Kaleigh Main and Sophia Palozzi, who entered Grade 8 this month, started fundraising for the annex’s library in Grade 2.
Main noticed other students couldn’t afford to buy books at a new book fair, so she and Palozzi organized a used book fair. They sold books for 25 to 50 cents and raised $200 for the school’s library.
In Grade 3, the pair enlisted younger students so their juniors could take over the event when they moved to the main Lord Roberts school in Grade 4. The summer before Grade 4, Main and Palozzi erected a lemonade stand on Davie Street near Denman during the Celebration of Light. They’ve slung lemonade for a buck a cup one night of the fireworks every year since to raise money for the annex’s library.

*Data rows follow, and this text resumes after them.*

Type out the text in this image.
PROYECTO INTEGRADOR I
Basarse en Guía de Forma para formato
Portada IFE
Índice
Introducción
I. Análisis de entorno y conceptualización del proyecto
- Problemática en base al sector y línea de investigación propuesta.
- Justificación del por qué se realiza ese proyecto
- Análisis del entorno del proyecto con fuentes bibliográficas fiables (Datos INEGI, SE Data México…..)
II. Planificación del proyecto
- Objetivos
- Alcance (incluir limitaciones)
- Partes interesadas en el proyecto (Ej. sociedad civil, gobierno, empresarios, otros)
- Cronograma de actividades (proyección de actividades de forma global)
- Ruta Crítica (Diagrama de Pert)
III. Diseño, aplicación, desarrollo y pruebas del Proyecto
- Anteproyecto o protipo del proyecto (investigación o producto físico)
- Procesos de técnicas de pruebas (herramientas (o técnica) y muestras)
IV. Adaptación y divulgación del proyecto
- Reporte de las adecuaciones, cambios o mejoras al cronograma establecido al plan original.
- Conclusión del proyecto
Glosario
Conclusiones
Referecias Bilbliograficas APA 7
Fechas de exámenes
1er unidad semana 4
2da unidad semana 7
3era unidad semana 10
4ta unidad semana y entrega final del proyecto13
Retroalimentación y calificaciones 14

“We kept fundraising because when we were in the annex, the library had been a really important part of the school to us,” Palozzi said.
Boylan estimates the pair has raised more than $2,000 for the library. She says Main and Palozzi choose additions to the library with great care. “They’ll be like so-and-so teaches about penguins, this looks like a great new penguin book,” Boylan said, adding, “That idea of service unto others and how can we give of ourselves and think beyond ourselves, these two girls are the epitome of that at such a young age.”
Boylan identifies the books the girls have chosen with stickers and highlights them in a display case at the start of the school year with a photo of the pair and a write up about their fundraising efforts.
An annex student recognized them on the playground last year.
“You could just see that pride in them,” Boylan said. “They’ve never asked for anything in return.”
Main and Palozzi hope to sell lemonade again next summer. “It’s still a school that is very dear to us because it was our first school and it was small and so we knew all teachers,” Main said.